The companies said the combination will have to pass an antitrust review by either the Federal Trade Commission or the Department of Justice.

Few analysts expect the government to try to block the deal, however, despite close scrutiny by regulators.

Supermarkets and restaurants _ two large buyers of beer _ will play a large role in the review, said Veronica Kayne, an attorney at Haynes & Boone and former FTC antitrust official.

But the emergence of many smaller brewers has made the industry more competitive than it was a decade ago, said William MacLeod, an attorney at Kelley Drye Collier Shannon and former antitrust official at the Department of Justice. That makes the transaction "much more feasible" now, he said.

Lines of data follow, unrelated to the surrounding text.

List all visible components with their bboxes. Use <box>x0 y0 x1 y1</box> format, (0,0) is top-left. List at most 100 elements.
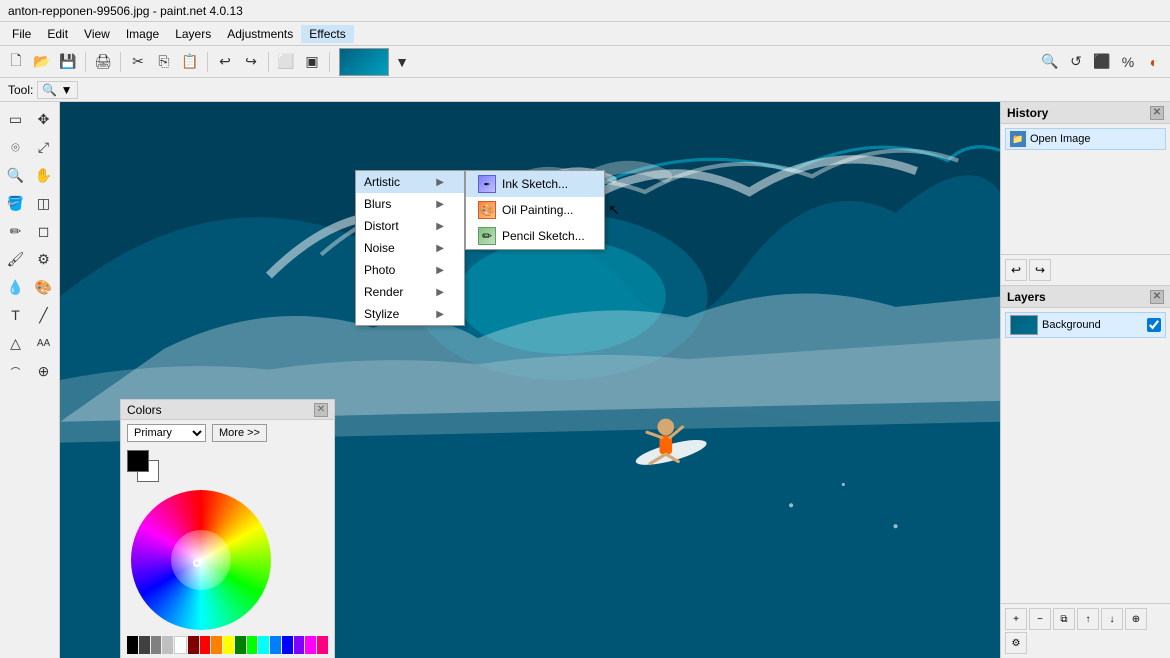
paste-button[interactable]: 📋 <box>178 50 202 74</box>
palette-pink[interactable] <box>317 636 328 654</box>
save-button[interactable]: 💾 <box>56 50 80 74</box>
color-wheel[interactable] <box>131 490 271 630</box>
history-actions: ↩ ↪ <box>1001 254 1170 285</box>
history-title: History <box>1007 106 1048 120</box>
palette-gray[interactable] <box>151 636 162 654</box>
effects-stylize-item[interactable]: Stylize ▶ <box>356 303 464 325</box>
eraser-tool[interactable]: ◻ <box>31 218 57 244</box>
foreground-color-swatch[interactable] <box>127 450 149 472</box>
layer-background-item[interactable]: Background <box>1005 312 1166 338</box>
stamp-tool[interactable]: ⚙ <box>31 246 57 272</box>
shapes-tool[interactable]: △ <box>3 330 29 356</box>
palette-magenta[interactable] <box>305 636 316 654</box>
redo-button[interactable]: ↪ <box>239 50 263 74</box>
colors-close-button[interactable]: ✕ <box>314 403 328 417</box>
lasso-tool[interactable]: ⌾ <box>3 134 29 160</box>
menu-image[interactable]: Image <box>118 25 167 43</box>
palette-orange[interactable] <box>211 636 222 654</box>
effects-photo-item[interactable]: Photo ▶ <box>356 259 464 281</box>
ink-sketch-item[interactable]: ✒ Ink Sketch... ↖ <box>466 171 604 197</box>
history-undo-button[interactable]: ↩ <box>1005 259 1027 281</box>
aa-tool[interactable]: AA <box>31 330 57 356</box>
effects-dropdown: Artistic ▶ Blurs ▶ Distort ▶ Noise ▶ Pho… <box>355 170 465 326</box>
line-tool[interactable]: ╱ <box>31 302 57 328</box>
palette-lightgray[interactable] <box>162 636 173 654</box>
layers-delete-button[interactable]: − <box>1029 608 1051 630</box>
select-all-button[interactable]: ▣ <box>300 50 324 74</box>
menu-layers[interactable]: Layers <box>167 25 219 43</box>
toolbar: 🗋 📂 💾 🖨 ✂ ⎘ 📋 ↩ ↪ ⬜ ▣ ▼ 🔍 ↺ ⬛ % ◐ <box>0 46 1170 78</box>
tool-label: Tool: <box>8 83 33 97</box>
layers-duplicate-button[interactable]: ⧉ <box>1053 608 1075 630</box>
move-select-tool[interactable]: ⤢ <box>31 134 57 160</box>
fit-window[interactable]: ⬛ <box>1090 50 1114 74</box>
layers-merge-button[interactable]: ⊕ <box>1125 608 1147 630</box>
palette-blue[interactable] <box>270 636 281 654</box>
paint-bucket[interactable]: 🪣 <box>3 190 29 216</box>
palette-white[interactable] <box>174 636 187 654</box>
refresh-button[interactable]: ↺ <box>1064 50 1088 74</box>
layers-properties-button[interactable]: ⚙ <box>1005 632 1027 654</box>
effects-render-item[interactable]: Render ▶ <box>356 281 464 303</box>
color-picker[interactable]: 🎨 <box>31 274 57 300</box>
palette-row <box>121 636 334 658</box>
print-button[interactable]: 🖨 <box>91 50 115 74</box>
palette-cyan[interactable] <box>258 636 269 654</box>
zoom-percent[interactable]: % <box>1116 50 1140 74</box>
colors-panel: Colors ✕ Primary Secondary More >> <box>120 399 335 658</box>
menu-view[interactable]: View <box>76 25 118 43</box>
layers-up-button[interactable]: ↑ <box>1077 608 1099 630</box>
effects-distort-item[interactable]: Distort ▶ <box>356 215 464 237</box>
tool-selector[interactable]: 🔍 ▼ <box>37 81 77 99</box>
palette-darkgray[interactable] <box>139 636 150 654</box>
menu-file[interactable]: File <box>4 25 39 43</box>
undo-button[interactable]: ↩ <box>213 50 237 74</box>
fg-bg-colors <box>127 450 159 482</box>
menu-effects[interactable]: Effects <box>301 25 353 43</box>
layer-background-checkbox[interactable] <box>1147 318 1161 332</box>
open-button[interactable]: 📂 <box>30 50 54 74</box>
palette-darkgreen[interactable] <box>235 636 246 654</box>
palette-green[interactable] <box>247 636 258 654</box>
effects-noise-item[interactable]: Noise ▶ <box>356 237 464 259</box>
primary-select[interactable]: Primary Secondary <box>127 424 206 442</box>
tool-row-2: ⌾ ⤢ <box>3 134 57 160</box>
layers-add-button[interactable]: + <box>1005 608 1027 630</box>
more-colors-button[interactable]: More >> <box>212 424 267 442</box>
palette-darkblue[interactable] <box>282 636 293 654</box>
palette-yellow[interactable] <box>223 636 234 654</box>
cut-button[interactable]: ✂ <box>126 50 150 74</box>
recolor-tool[interactable]: 💧 <box>3 274 29 300</box>
menu-edit[interactable]: Edit <box>39 25 76 43</box>
history-item[interactable]: 📁 Open Image <box>1005 128 1166 150</box>
layers-down-button[interactable]: ↓ <box>1101 608 1123 630</box>
move-tool[interactable]: ✥ <box>31 106 57 132</box>
palette-red[interactable] <box>200 636 211 654</box>
hand-tool[interactable]: ✋ <box>31 162 57 188</box>
zoom-tool[interactable]: 🔍 <box>1038 50 1062 74</box>
color-adjust[interactable]: ◐ <box>1142 50 1166 74</box>
gradient-tool[interactable]: ◫ <box>31 190 57 216</box>
copy-button[interactable]: ⎘ <box>152 50 176 74</box>
palette-purple[interactable] <box>294 636 305 654</box>
pencil-sketch-item[interactable]: ✏ Pencil Sketch... <box>466 223 604 249</box>
thumbnail-dropdown[interactable]: ▼ <box>395 50 409 74</box>
menu-adjustments[interactable]: Adjustments <box>219 25 301 43</box>
brush-tool[interactable]: 🖌 <box>3 246 29 272</box>
text-tool[interactable]: T <box>3 302 29 328</box>
deselect-button[interactable]: ⬜ <box>274 50 298 74</box>
effects-blurs-item[interactable]: Blurs ▶ <box>356 193 464 215</box>
new-button[interactable]: 🗋 <box>4 50 28 74</box>
palette-darkred[interactable] <box>188 636 199 654</box>
history-redo-button[interactable]: ↪ <box>1029 259 1051 281</box>
pencil-tool[interactable]: ✏ <box>3 218 29 244</box>
layers-close-button[interactable]: ✕ <box>1150 290 1164 304</box>
curve-tool[interactable]: ⌒ <box>3 358 29 384</box>
extra-tool[interactable]: ⊕ <box>31 358 57 384</box>
oil-painting-item[interactable]: 🎨 Oil Painting... <box>466 197 604 223</box>
effects-artistic-item[interactable]: Artistic ▶ <box>356 171 464 193</box>
rectangle-select-tool[interactable]: ▭ <box>3 106 29 132</box>
history-close-button[interactable]: ✕ <box>1150 106 1164 120</box>
zoom-tool[interactable]: 🔍 <box>3 162 29 188</box>
palette-black[interactable] <box>127 636 138 654</box>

Regulators might even see the pairing as helping offset Anheuser-Busch's dominance, Mark Swartzberg, a Stifel Nicolaus analyst wrote in a research note.

Milwaukee-based Miller and Denver-based Molson Coors executives said in a conference call approval could take six months for the joint venture. A final agreement is expected by the end of the year, with the deal closing in mid-2008.

SABMiller, which brews Miller Lite and Miller Genuine Draft, will have a 58 percent economic interest in the venture and Molson Coors, maker of Coors and Coors Light, will own 42 percent. But they will have equal voting interests.

Precise financial terms of the deal were not disclosed.

The move positions the two brewers to better compete against market-leader Anheuser-Busch, brewer of brands like Budweiser, Michelob and Bud Light, executives said.